April 8, 2011— -- Barely more than an hour before a midnight deadline, officials announced a deal to avert a government shutdown.
"We will cut $78.5 billion below the president's 2011 budget proposal, and we have reached an agreement on the policy riders," House Speaker John Boehner, R-Ohio, and Senate Majority Leader Harry Reid, D-Nev., said in a joint statement.
The agreement would cut about $38 billion from the 2010 baseline budget, and the deal on the riders kept intact funding to Planned Parenthood, sources said.
"We protected the investments we need to win the future," President Obama said after the deal was struck. "At the same time, we also made sure at the end of the day this was a debate about spending cuts -- not social issues like women's health and the protection of our air and water.
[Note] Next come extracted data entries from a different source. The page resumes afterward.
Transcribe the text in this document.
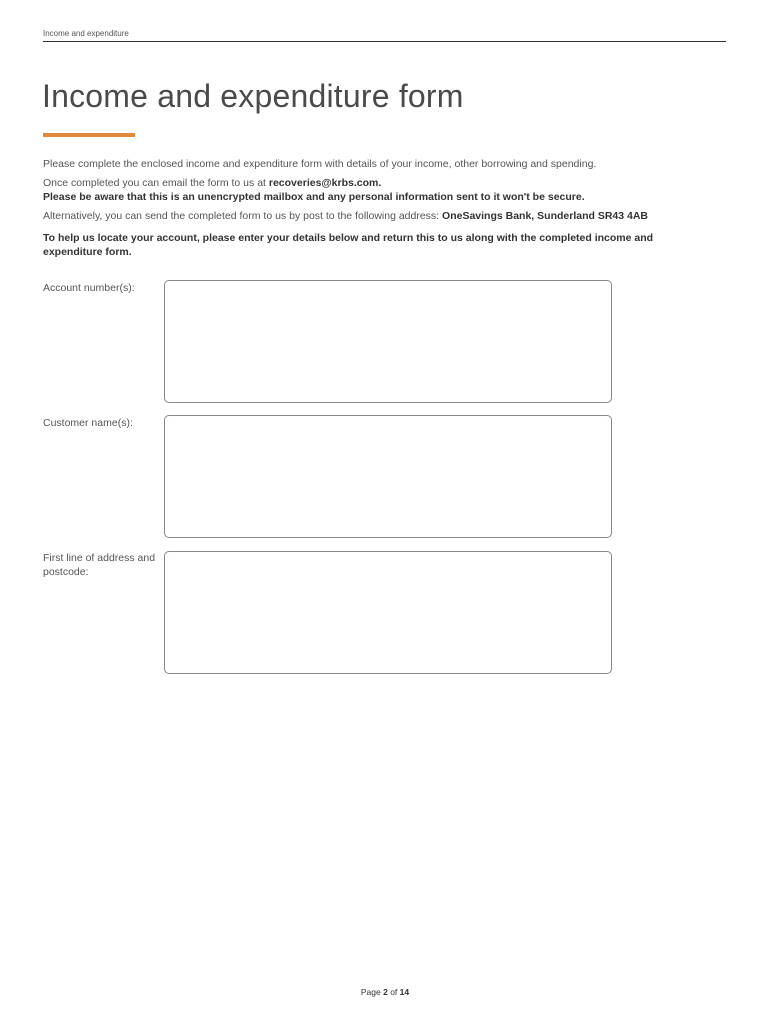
Income and expenditure
Income and expenditure form

Please complete the enclosed income and expenditure form with details of your income, other borrowing and spending.

Once completed you can email the form to us at recoveries@krbs.com.

Please be aware that this is an unencrypted mailbox and any personal information sent to it won't be secure.

Alternatively, you can send the completed form to us by post to the following address: OneSavings Bank, Sunderland SR43 4AB

To help us locate your account, please enter your details below and return this to us along with the completed income and expenditure form.

Account number(s):
Customer name(s):
First line of address and postcode:
Page 2 of 14
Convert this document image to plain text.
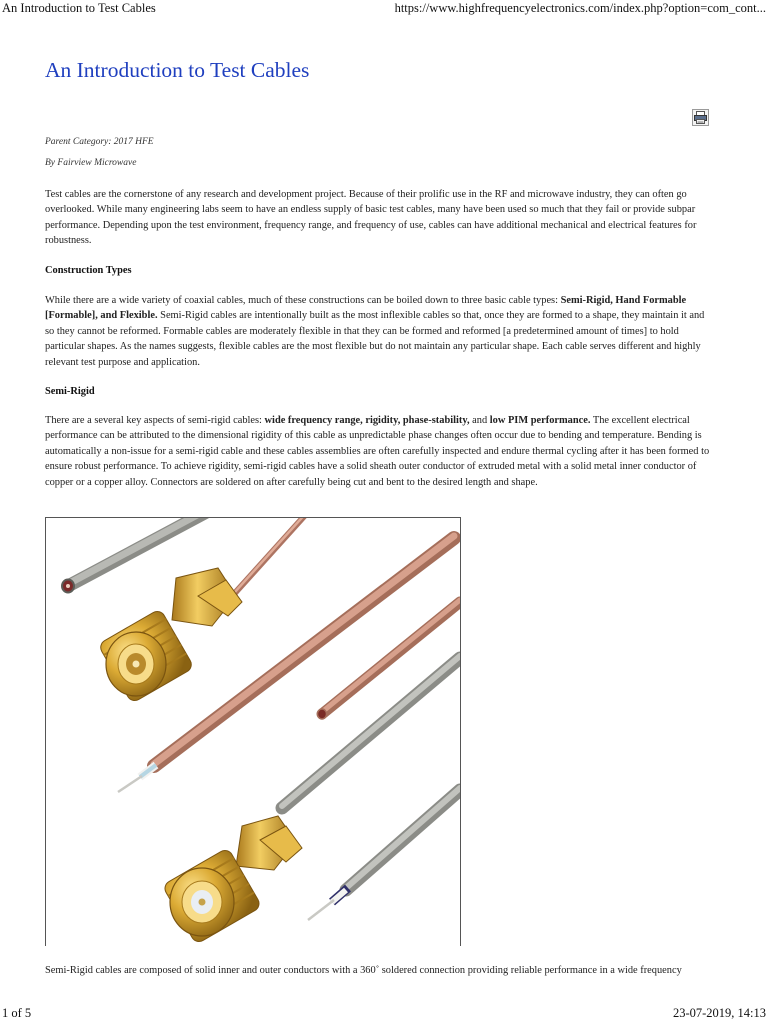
An Introduction to Test Cables	https://www.highfrequencyelectronics.com/index.php?option=com_cont...
An Introduction to Test Cables
Parent Category: 2017 HFE
By Fairview Microwave

Test cables are the cornerstone of any research and development project. Because of their prolific use in the RF and microwave industry, they can often go overlooked. While many engineering labs seem to have an endless supply of basic test cables, many have been used so much that they fail or provide subpar performance. Depending upon the test environment, frequency range, and frequency of use, cables can have additional mechanical and electrical features for robustness.

Construction Types

While there are a wide variety of coaxial cables, much of these constructions can be boiled down to three basic cable types: Semi-Rigid, Hand Formable [Formable], and Flexible. Semi-Rigid cables are intentionally built as the most inflexible cables so that, once they are formed to a shape, they maintain it and so they cannot be reformed. Formable cables are moderately flexible in that they can be formed and reformed [a predetermined amount of times] to hold particular shapes. As the names suggests, flexible cables are the most flexible but do not maintain any particular shape. Each cable serves different and highly relevant test purpose and application.

Semi-Rigid

There are a several key aspects of semi-rigid cables: wide frequency range, rigidity, phase-stability, and low PIM performance. The excellent electrical performance can be attributed to the dimensional rigidity of this cable as unpredictable phase changes often occur due to bending and temperature. Bending is automatically a non-issue for a semi-rigid cable and these cables assemblies are often carefully inspected and endure thermal cycling after it has been formed to ensure robust performance. To achieve rigidity, semi-rigid cables have a solid sheath outer conductor of extruded metal with a solid metal inner conductor of copper or a copper alloy. Connectors are soldered on after carefully being cut and bent to the desired length and shape.

Semi-Rigid cables are composed of solid inner and outer conductors with a 360˚ soldered connection providing reliable performance in a wide frequency

1 of 5	23-07-2019, 14:13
These are important issues that deserve discussion, just not during a debate about our budget."
The Senate passed a temporary resolution to keep the government funded beyond midnight, when it was scheduled to run out, until the full agreement can be drawn up and passed by Congress. That short-term bridge included the first $2 billion in cuts, officials said.
The House was expected to pass the same bridge measure, Boehner said.
"I would expect the final vote on this to occur mid-next week," Boehner said. "This has been a long discussion and a long fight, but we fought to keep government spending down because it really will, in fact, help create a better environment for job creators in our country."
The House hadn't voted by midnight, but the Office of Management and Budget said there would be no shutting down of government agencies because agreement had been reached and funding was anticipated.
Senate Republicans pointed out that as recently as February, Democratic leaders denounced even more modest cuts than those in the deal as "draconian," "extreme" and "unworkable." They had to go the brink of a shutdown, the Republicans said but Boehner's hard line, in the end, forced Democrats to agree to several billion more in cuts.
However, Democratic officials tried to portray the deadline deal as one in which Boehner blinked. They argued the level of cuts were similar to what were discussed during a meeting at the White House the night before. The officials said Boehner came back during Friday asking for more cuts, but Obama refused.
Plus, money will not be taken from programs the president favors, such as Head Start, but instead from the automatic "mandatory spending" appropriated for departments such as the Pentagon and the Department of Transportation.
"They gave on the EPA, NPR, and Planned Parenthood riders," a Democratic official said.
However, the deal does include an abortion funding ban for Washington, D.C., which President Obama has signed into law before. And, Democrats added, the agreement calls for the Senate to hold votes on rescinding the health care law and eliminating funding for Planned Parenthood.